In terms of a written employment agreement the complainant’s employer undertook to pay him an additional amount of remuneration, and in return he agreed that the extra amount be utilized for payment of the premiums on a policy held by him on his own life. The policy was one with a ten year term, and it was a term of the agreement that the complainant would remain in the employ of the employer for ten years and that for this purpose he would cede the policy to the employer as security for the fulfilment by him of his obligation to remain with the employer for ten years.
A further term of the agreement was that the employer was to cancel the security cession within one calendar month of the expiration of the period of ten years provided that the complainant remained in the employer’s full time service throughout that period.
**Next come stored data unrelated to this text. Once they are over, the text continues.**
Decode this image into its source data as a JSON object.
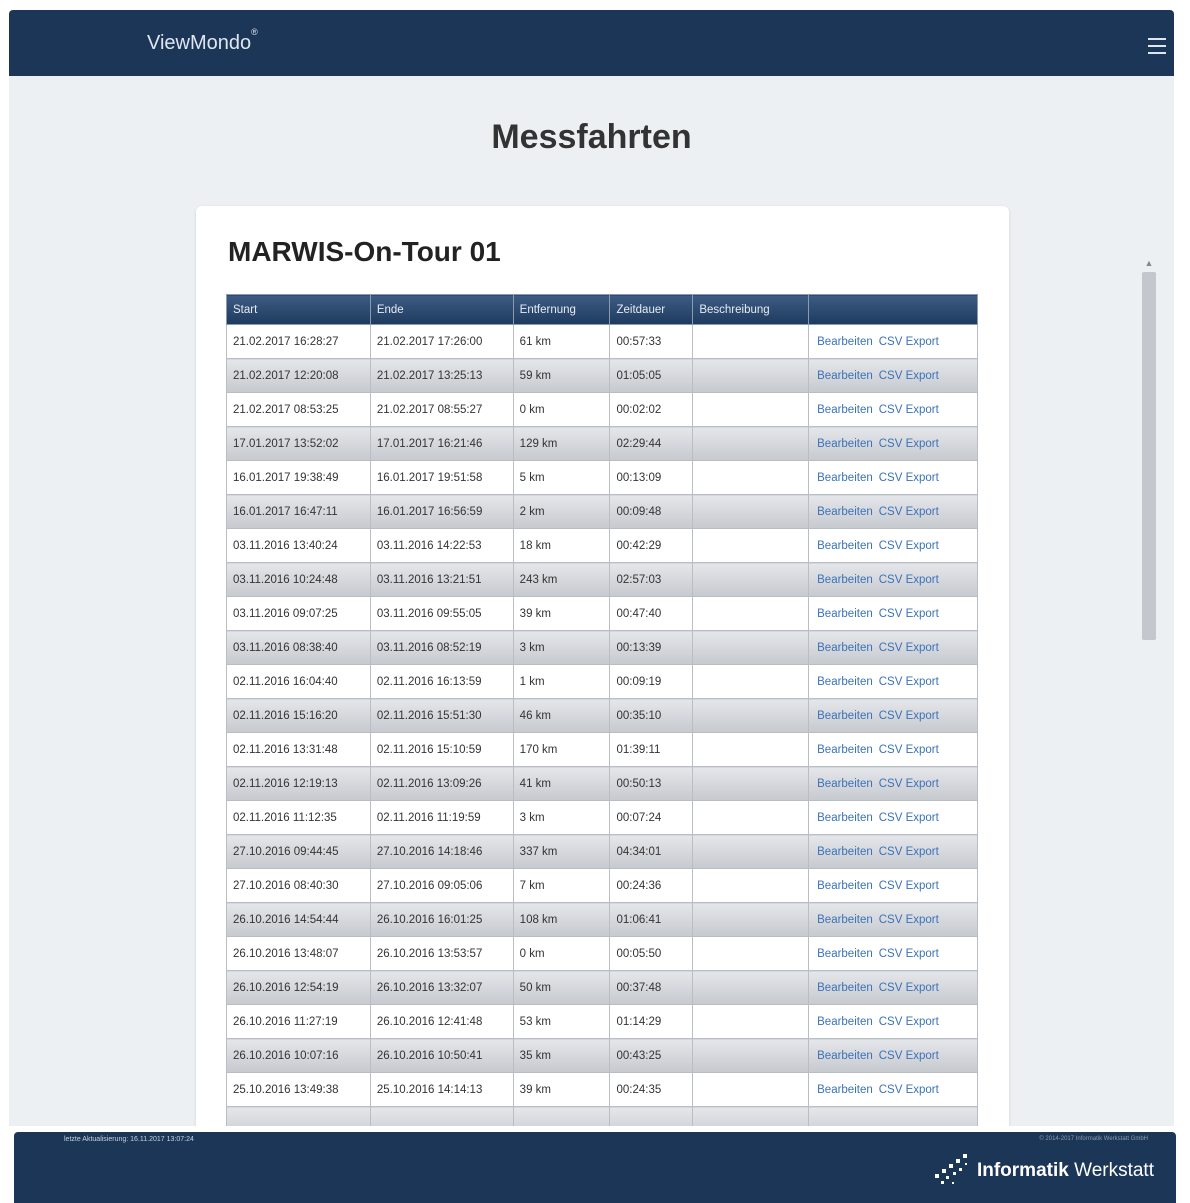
{
  "header": {
    "brand": "ViewMondo",
    "brand_mark": "®",
    "menu_icon": "hamburger-icon"
  },
  "page": {
    "title": "Messfahrten"
  },
  "card": {
    "title": "MARWIS-On-Tour 01"
  },
  "table": {
    "headers": [
      "Start",
      "Ende",
      "Entfernung",
      "Zeitdauer",
      "Beschreibung",
      ""
    ],
    "rows": [
      {
        "start": "21.02.2017 16:28:27",
        "end": "21.02.2017 17:26:00",
        "distance": "61 km",
        "duration": "00:57:33",
        "desc": "",
        "edit": "Bearbeiten",
        "export": "CSV Export"
      },
      {
        "start": "21.02.2017 12:20:08",
        "end": "21.02.2017 13:25:13",
        "distance": "59 km",
        "duration": "01:05:05",
        "desc": "",
        "edit": "Bearbeiten",
        "export": "CSV Export"
      },
      {
        "start": "21.02.2017 08:53:25",
        "end": "21.02.2017 08:55:27",
        "distance": "0 km",
        "duration": "00:02:02",
        "desc": "",
        "edit": "Bearbeiten",
        "export": "CSV Export"
      },
      {
        "start": "17.01.2017 13:52:02",
        "end": "17.01.2017 16:21:46",
        "distance": "129 km",
        "duration": "02:29:44",
        "desc": "",
        "edit": "Bearbeiten",
        "export": "CSV Export"
      },
      {
        "start": "16.01.2017 19:38:49",
        "end": "16.01.2017 19:51:58",
        "distance": "5 km",
        "duration": "00:13:09",
        "desc": "",
        "edit": "Bearbeiten",
        "export": "CSV Export"
      },
      {
        "start": "16.01.2017 16:47:11",
        "end": "16.01.2017 16:56:59",
        "distance": "2 km",
        "duration": "00:09:48",
        "desc": "",
        "edit": "Bearbeiten",
        "export": "CSV Export"
      },
      {
        "start": "03.11.2016 13:40:24",
        "end": "03.11.2016 14:22:53",
        "distance": "18 km",
        "duration": "00:42:29",
        "desc": "",
        "edit": "Bearbeiten",
        "export": "CSV Export"
      },
      {
        "start": "03.11.2016 10:24:48",
        "end": "03.11.2016 13:21:51",
        "distance": "243 km",
        "duration": "02:57:03",
        "desc": "",
        "edit": "Bearbeiten",
        "export": "CSV Export"
      },
      {
        "start": "03.11.2016 09:07:25",
        "end": "03.11.2016 09:55:05",
        "distance": "39 km",
        "duration": "00:47:40",
        "desc": "",
        "edit": "Bearbeiten",
        "export": "CSV Export"
      },
      {
        "start": "03.11.2016 08:38:40",
        "end": "03.11.2016 08:52:19",
        "distance": "3 km",
        "duration": "00:13:39",
        "desc": "",
        "edit": "Bearbeiten",
        "export": "CSV Export"
      },
      {
        "start": "02.11.2016 16:04:40",
        "end": "02.11.2016 16:13:59",
        "distance": "1 km",
        "duration": "00:09:19",
        "desc": "",
        "edit": "Bearbeiten",
        "export": "CSV Export"
      },
      {
        "start": "02.11.2016 15:16:20",
        "end": "02.11.2016 15:51:30",
        "distance": "46 km",
        "duration": "00:35:10",
        "desc": "",
        "edit": "Bearbeiten",
        "export": "CSV Export"
      },
      {
        "start": "02.11.2016 13:31:48",
        "end": "02.11.2016 15:10:59",
        "distance": "170 km",
        "duration": "01:39:11",
        "desc": "",
        "edit": "Bearbeiten",
        "export": "CSV Export"
      },
      {
        "start": "02.11.2016 12:19:13",
        "end": "02.11.2016 13:09:26",
        "distance": "41 km",
        "duration": "00:50:13",
        "desc": "",
        "edit": "Bearbeiten",
        "export": "CSV Export"
      },
      {
        "start": "02.11.2016 11:12:35",
        "end": "02.11.2016 11:19:59",
        "distance": "3 km",
        "duration": "00:07:24",
        "desc": "",
        "edit": "Bearbeiten",
        "export": "CSV Export"
      },
      {
        "start": "27.10.2016 09:44:45",
        "end": "27.10.2016 14:18:46",
        "distance": "337 km",
        "duration": "04:34:01",
        "desc": "",
        "edit": "Bearbeiten",
        "export": "CSV Export"
      },
      {
        "start": "27.10.2016 08:40:30",
        "end": "27.10.2016 09:05:06",
        "distance": "7 km",
        "duration": "00:24:36",
        "desc": "",
        "edit": "Bearbeiten",
        "export": "CSV Export"
      },
      {
        "start": "26.10.2016 14:54:44",
        "end": "26.10.2016 16:01:25",
        "distance": "108 km",
        "duration": "01:06:41",
        "desc": "",
        "edit": "Bearbeiten",
        "export": "CSV Export"
      },
      {
        "start": "26.10.2016 13:48:07",
        "end": "26.10.2016 13:53:57",
        "distance": "0 km",
        "duration": "00:05:50",
        "desc": "",
        "edit": "Bearbeiten",
        "export": "CSV Export"
      },
      {
        "start": "26.10.2016 12:54:19",
        "end": "26.10.2016 13:32:07",
        "distance": "50 km",
        "duration": "00:37:48",
        "desc": "",
        "edit": "Bearbeiten",
        "export": "CSV Export"
      },
      {
        "start": "26.10.2016 11:27:19",
        "end": "26.10.2016 12:41:48",
        "distance": "53 km",
        "duration": "01:14:29",
        "desc": "",
        "edit": "Bearbeiten",
        "export": "CSV Export"
      },
      {
        "start": "26.10.2016 10:07:16",
        "end": "26.10.2016 10:50:41",
        "distance": "35 km",
        "duration": "00:43:25",
        "desc": "",
        "edit": "Bearbeiten",
        "export": "CSV Export"
      },
      {
        "start": "25.10.2016 13:49:38",
        "end": "25.10.2016 14:14:13",
        "distance": "39 km",
        "duration": "00:24:35",
        "desc": "",
        "edit": "Bearbeiten",
        "export": "CSV Export"
      },
      {
        "start": "",
        "end": "",
        "distance": "",
        "duration": "",
        "desc": "",
        "edit": "",
        "export": ""
      }
    ]
  },
  "footer": {
    "last_update": "letzte Aktualisierung: 16.11.2017 13:07:24",
    "copyright": "© 2014-2017 Informatik Werkstatt GmbH",
    "logo_bold": "Informatik",
    "logo_regular": " Werkstatt",
    "logo_icon": "informatik-werkstatt-logo-icon"
  },
  "colors": {
    "header_bg": "#1c3658",
    "link": "#3a73b8",
    "content_bg": "#edf0f3"
  }
}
The policy was duly ceded to the employer, and ten years expired. Due to internal changes and restructuring the complainant was thereafter unable to obtain confirmation of the cancellation of the cession from the employer, and the insurer was not prepared to release the maturity benefit to him without confirmation by the employer that it no longer had an interest in the policy.
The complainant contended that the insurer was not entitled to the confirmation it demanded. His reason was that the cession was invalid because he had been married in community of property and that at the time of the execution of the cession his spouse had not provided her written consent as required in terms of section 15 (2) (c) of the Matrimonial Property Act.
Section 15 (6) of the Matrimonial Property Act provides, however, that “the provisions of paragraphs (b), (c), (f), (g) and (h) of subsection (2) do not apply when an act contemplated in those paragraphs is performed by a spouse in the ordinary course of his profession, trade or business”. In our view the relevant provision in the agreement was one contracted for in the course of his profession, and that as such the cession fell within the exclusion in subsection (6).
Our determination was that the insurer’s requirement of confirmation from the employer had been justified.